実際、世界中で愛され、夥しいカバーバージョンが作られている事は言わずもがな、本日掲載したのは我国のバニーズが昭和46(1971)年に出した、日本語詞による、なかなか心温まる傑作と思います。

ちなみにバニーズと言えば、寺内タケシが昭和41(1966)年に結成したエレクトリックな名バンドでありましたが、昭和43(1968)年末頃(?)には寺内タケシがリーダーから退いた感じで、「荻野達也とバニーズ」に改称され、ついには翌年春頃に寺内タケシから完全独立!?

その頃のメンバーは荻野達也(key)、黒沢博(vo,g)、鈴木義之(g,b)、小野肇(b)、井上正(vo,ds) だったと思いますが、エレキインストは継承しつつも、さらにボーカル&コーラスを全面に出したスタイルは、所謂ソフトロックの歌謡曲的展開とでも申しましょうか、時にはカレッジフォークや演歌色が滲む楽曲も演じていたのは、既にGSブームが峠を越えていた表れだったかもしれません。

しかし振り返って現在、荻野達也とバニーズの音源を聴いてみると、その仕上がりの素晴らしさはサイケおやじの本当に好むところ♪♪〜♪

この「悲しき雨音」にしても、ホーンセクションをメインした葵まさひこのアレンジを用いつつ、岩谷時子の日本語詞をジンワリと歌う黒沢博のボーカルが実に良い味出しまくりですよ♪♪〜♪

以下は全くサイケおやじの当て推量かもしれませんが、こうした洗練と大衆性のバランスの良さは、荻野達也の音楽性なのかなぁ〜、と思う次第です。

で、この機会に書いておきたいのですが、バニーズはちょうど頃にメンバーチェンジが何度かあったようで、小野肇の脱退や栗山正(g) の加入等々を経て、確か昭和47(1972)年には解散状態になりながら、荻野達也はブラスロックと歌謡曲を巧みに融合させたフーリンカザンと名乗る本格的なホーンセクションを据えた新バンドを、バニーズの元メンバー達も加えて発展的に結成したんですよねぇ〜♪

サイケおやじは当時、たった一度だけ、フーリンカザンのライプに接したんですが、BS&Tシカゴあたりのカパーを抜群にカッコ良く演じいましたし、合間に洋楽や歌謡曲のソフトロック風演奏もあったりして、これが強い記憶に焼き付けられています。

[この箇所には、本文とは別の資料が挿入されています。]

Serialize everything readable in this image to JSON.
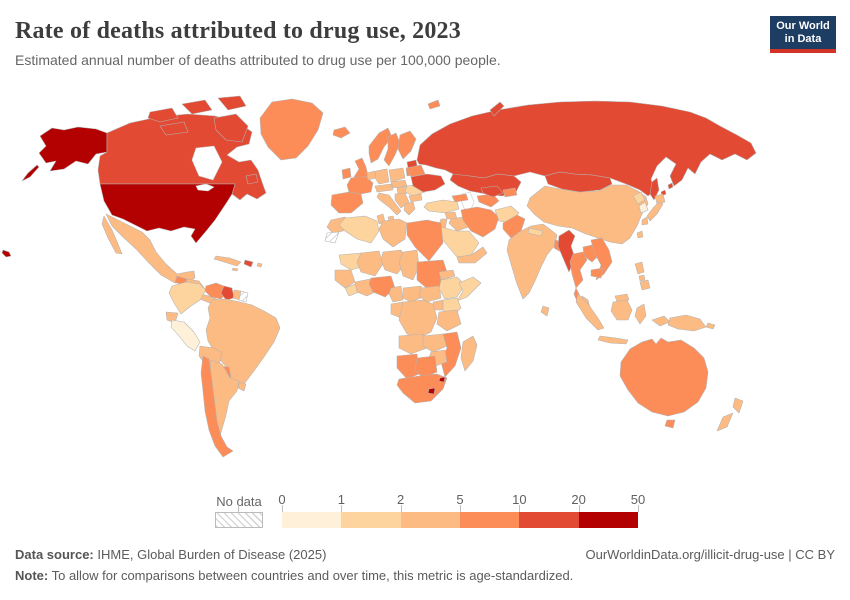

あぁ〜、フーリンカザンの音源って、残っていないんでしょうかねぇ〜。

ということで、最後になりましたが、またまた襲いかかっている日本列島豪雨被害は、人知を超えた自然の猛威と言うには、毎度の事ながら、やりきれません。

被災された皆様には、心からお見舞い申し上げます。

そして一刻も早い復旧、今後の被害が最小で済みますように、祈るばかりです。